A história de Porto Alegre é importante. Assim como tantas cidades brasileiras, nasceu híbrida e sofreu com limitações de crescimento, problemas sociais, espraiamento, legislações incoerentes, falta de planejamento, desrespeito ao meio ambiente e crescimento desordenado. Agora, diante do sofrimento do povo gaúcho, testemunhamos a incrível capacidade de solidariedade e apoio que apenas os brasileiros sabem oferecer, tanto individualmente quanto coletivamente.

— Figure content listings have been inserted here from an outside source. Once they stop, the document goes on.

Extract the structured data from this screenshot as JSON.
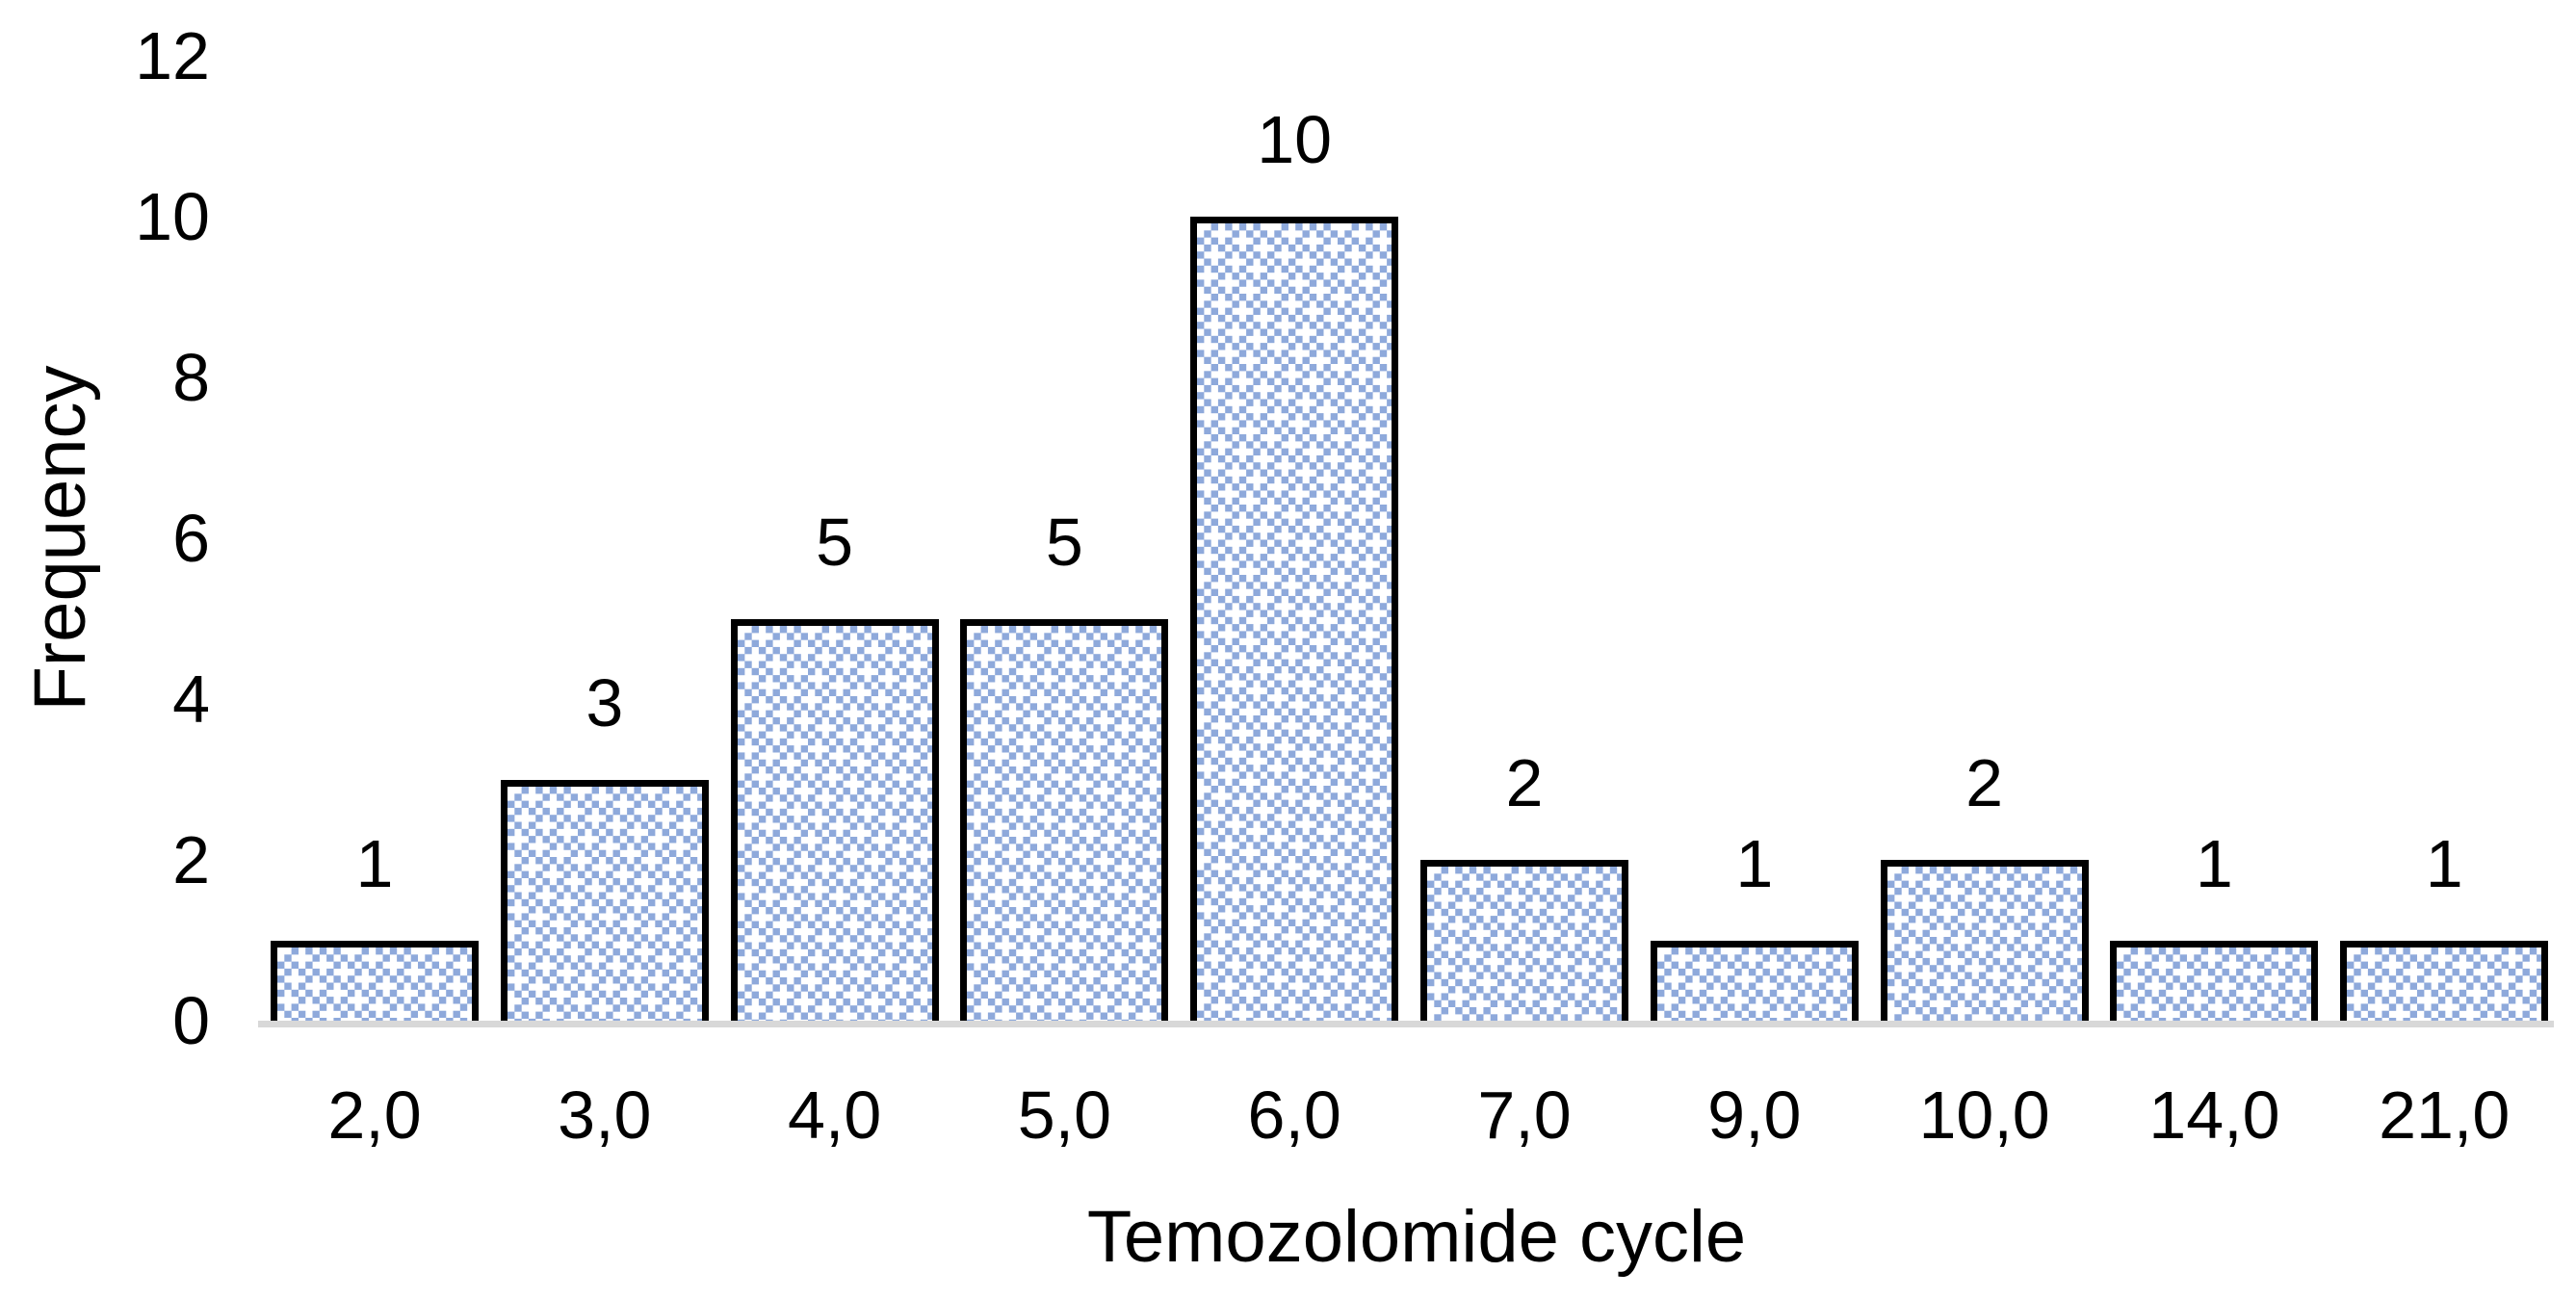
{
  "chart_data": {
    "type": "bar",
    "title": "",
    "xlabel": "Temozolomide cycle",
    "ylabel": "Frequency",
    "categories": [
      "2,0",
      "3,0",
      "4,0",
      "5,0",
      "6,0",
      "7,0",
      "9,0",
      "10,0",
      "14,0",
      "21,0"
    ],
    "values": [
      1,
      3,
      5,
      5,
      10,
      2,
      1,
      2,
      1,
      1
    ],
    "data_labels": [
      "1",
      "3",
      "5",
      "5",
      "10",
      "2",
      "1",
      "2",
      "1",
      "1"
    ],
    "yticks": [
      "0",
      "2",
      "4",
      "6",
      "8",
      "10",
      "12"
    ],
    "ytick_values": [
      0,
      2,
      4,
      6,
      8,
      10,
      12
    ],
    "ylim": [
      0,
      12
    ],
    "grid": false,
    "legend": false,
    "bar_fill_pattern": "40-percent-dither-checker",
    "colors": {
      "bar_pattern_blue": "#8EA9DB",
      "bar_background": "#FFFFFF",
      "bar_border": "#000000",
      "baseline": "#D8D8D8",
      "text": "#000000"
    }
  }
}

Nesse momento de união, compreendemos o verdadeiro papel dos centros urbanos: facilitar soluções e assistência de forma eficiente e concentrada em áreas densamente povoadas. Como bem destacou Jaime Lerner, “a cidade é o último refúgio da solidariedade”. Os centros urbanos, com sua alta densidade populacional, podem ampliar o impacto dos desastres, mas também são fundamentais para a logística de fornecer ajuda de forma rápida e abrangente.
Infelizmente, Porto Alegre tem uma situação geográfica que acentuou o desastre: O Guaíba é o local de encontro de águas continentais de várias origens, que desaguam no rio Guaíba. Um “corredor azul” de pequenos afluentes fluviais, riachos, córregos e rios desaguam ali e receberam, excepcionalmente, um volume absurdo de águas pluviais, funcionando como afluentes que aumentaram, em série, o volume da água. Porto Alegre recebeu tanto as águas pluviais em um volume extraordinário quanto um corredor de águas fluviais acentuado, todos concentrados no Lago Guaíba.
Em termos de desafios, a reconstrução será penosa. A estimativa é que a conta chegará no mínimo a 90 bilhões de reais, segundo especialistas, e deve-se pensar prioritariamente em reconstruir estradas e vias para todos os modais de transporte, além da infraestrutura elétrica e de saneamento. Esta conta não incluitoda a infraestrutura urbana e exclui itens importantes como pavimentação de ruas, execução e recuperação de moradias e reconstrução de parques fabris, por exemplo. Considera-se que metade da infraestrutura do Estado está danificada e deverá ser reconstruída. Claro que o planejamento agora possui uma variável importantíssima que há tempos já deveria ter sido levada em conta: a resiliência às mudanças climáticas. Estabelecer prioridades será primordial, assim como organizar as ligações físicas entre as áreas que ficaram inundadas, isso como ação emergencial. Em seguida, União, Estados e Municípios, empresários e sociedade civil, todos devem determinar a destinação dos recursos alocados para a reconstrução. É uma tarefa monumental.
Teorias e diferentes técnicas dentro da ciência do desenho urbano para conter inundações existem há tempos. O conceito das “cidades-esponja”, por exemplo, vem sendo implantado como ferramenta para distribuir e drenar água, controlando áreas alagadiças das grandes cidades.
Trata-se de uma técnica desenvolvida por cientistas e urbanistas chineses, que virou política nacional na China em 2013, e é aplicada com sucesso, sendo aprimorada ao longo dos anos. Um dos principais responsáveis pelo conceito é o Arquiteto Paisagista Kongjian Yu, que é internacionalmente reconhecido por projetos voltados para enfrentar e prevenir inundações urbanas no contexto de mudanças climáticas aceleradas.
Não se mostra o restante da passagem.